Self-discipline is based on doing the right thing, even when there’s resistance, especially when there is resistance. When we do right by ourselves, we can trust ourselves to have our best interests in mind. We can build confidence in ourselves through discipline, so that our personal growth, wellness, and well-being remains in our trust-worthy and loving hands rather than the hands of others who don’t know us as well as we know ourselves. When we are forced to or cede our trust to others, then we depend more on their power, and their moral character instead of our own. Thus, we are actually more likely to be excessively oppressed, manipulated, and victimized. We have less personal autonomy.
When you learn to grapple with the challenge of parenting yourself for wellness– with a firm but loving hand– tough love, and discipline, you’ll build confidence, trust, and faith in yourself. You will learn more about what you are made of and who you really are.
Imbalance
If you discover when you investigate your challenges that you need more help than you can provide for yourself or you are self-abusing, please reach out for help. Autonomy doesn’t mean being alone with your suffering!
Some people are abused and victimized so badly that their organism automatically adapts to survive, but later these coping mechanisms, once necessary for survival, cause other problems and have to be unwound, let go, re-regulated and reintegrated and so on. It is the case that once-protective measures taken by our nervous system in response to threat can later become debilitating.
If you observe any of the maladaptive strategies or severe imbalances within you– that is a blessing, a wonderful discovery, and an opportunity for growth and better wellness!
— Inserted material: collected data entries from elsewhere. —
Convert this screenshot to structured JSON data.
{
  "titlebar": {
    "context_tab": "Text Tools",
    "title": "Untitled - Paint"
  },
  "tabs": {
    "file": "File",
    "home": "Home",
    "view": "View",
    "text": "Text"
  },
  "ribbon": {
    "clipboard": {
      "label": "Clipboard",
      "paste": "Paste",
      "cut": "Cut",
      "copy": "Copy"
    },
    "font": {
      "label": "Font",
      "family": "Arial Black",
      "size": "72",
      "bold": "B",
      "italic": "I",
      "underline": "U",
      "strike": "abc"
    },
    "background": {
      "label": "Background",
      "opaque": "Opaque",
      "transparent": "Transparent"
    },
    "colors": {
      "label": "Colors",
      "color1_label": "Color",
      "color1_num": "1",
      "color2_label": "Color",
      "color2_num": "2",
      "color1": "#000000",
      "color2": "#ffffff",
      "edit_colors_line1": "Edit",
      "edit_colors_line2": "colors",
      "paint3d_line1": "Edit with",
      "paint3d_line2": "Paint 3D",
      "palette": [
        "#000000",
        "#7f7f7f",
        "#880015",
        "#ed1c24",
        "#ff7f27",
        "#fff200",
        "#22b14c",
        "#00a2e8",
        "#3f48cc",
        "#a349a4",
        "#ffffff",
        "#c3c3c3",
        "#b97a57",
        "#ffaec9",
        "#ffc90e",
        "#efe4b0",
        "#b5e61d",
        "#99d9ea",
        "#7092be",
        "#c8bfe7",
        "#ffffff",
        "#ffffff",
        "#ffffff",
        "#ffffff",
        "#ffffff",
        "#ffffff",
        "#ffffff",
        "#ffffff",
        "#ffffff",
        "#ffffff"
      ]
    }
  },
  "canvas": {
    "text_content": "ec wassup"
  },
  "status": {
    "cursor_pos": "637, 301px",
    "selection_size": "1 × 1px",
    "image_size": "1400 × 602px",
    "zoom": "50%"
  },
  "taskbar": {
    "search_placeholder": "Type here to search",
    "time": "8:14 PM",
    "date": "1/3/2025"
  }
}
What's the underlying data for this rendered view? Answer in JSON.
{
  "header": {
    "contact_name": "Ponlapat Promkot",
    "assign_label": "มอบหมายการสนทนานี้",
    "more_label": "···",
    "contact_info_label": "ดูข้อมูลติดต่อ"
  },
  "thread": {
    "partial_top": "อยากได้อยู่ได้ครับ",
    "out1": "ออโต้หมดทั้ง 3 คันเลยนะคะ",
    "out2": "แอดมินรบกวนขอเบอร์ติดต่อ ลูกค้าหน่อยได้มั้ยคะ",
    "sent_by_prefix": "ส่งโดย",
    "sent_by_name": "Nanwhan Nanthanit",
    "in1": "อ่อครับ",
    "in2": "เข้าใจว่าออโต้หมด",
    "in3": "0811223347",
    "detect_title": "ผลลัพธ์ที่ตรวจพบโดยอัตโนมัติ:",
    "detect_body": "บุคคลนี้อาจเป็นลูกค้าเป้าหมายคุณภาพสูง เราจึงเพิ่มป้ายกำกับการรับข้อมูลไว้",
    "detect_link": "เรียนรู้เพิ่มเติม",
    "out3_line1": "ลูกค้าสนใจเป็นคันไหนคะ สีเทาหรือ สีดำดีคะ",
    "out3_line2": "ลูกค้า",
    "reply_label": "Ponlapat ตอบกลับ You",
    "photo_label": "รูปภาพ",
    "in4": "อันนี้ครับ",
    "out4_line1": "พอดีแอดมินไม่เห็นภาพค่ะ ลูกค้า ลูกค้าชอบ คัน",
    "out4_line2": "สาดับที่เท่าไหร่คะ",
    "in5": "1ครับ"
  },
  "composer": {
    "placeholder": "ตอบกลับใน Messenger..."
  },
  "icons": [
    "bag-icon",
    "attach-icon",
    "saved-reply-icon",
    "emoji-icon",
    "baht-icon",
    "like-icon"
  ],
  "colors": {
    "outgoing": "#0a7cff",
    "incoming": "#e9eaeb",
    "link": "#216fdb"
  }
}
Now you can reach out to get the appropriate help you need, along with continuing to give yourself your own compassion and self-care as best as you are able.
Reflect and Write
What are some aspects of your body that are extreme or seem out of balance? Do they create imbalance in your body? If so, how?
What are some aspects of your emotional being that are extreme or seem out of balance? Do they create imbalance in your body? If so, how?
What are some aspects of your mind / thinking that are extreme or seem out of balance? Do they create imbalance in your body? If so, how?
Notice, What kind of language do you use that is all-or-nothing or either-or (that means, extreme or polarizing?)? What sort of effect does using such language have on your emotional wellbeing and your physical wellness? Take the time to notice and reflect on this in writing to learn.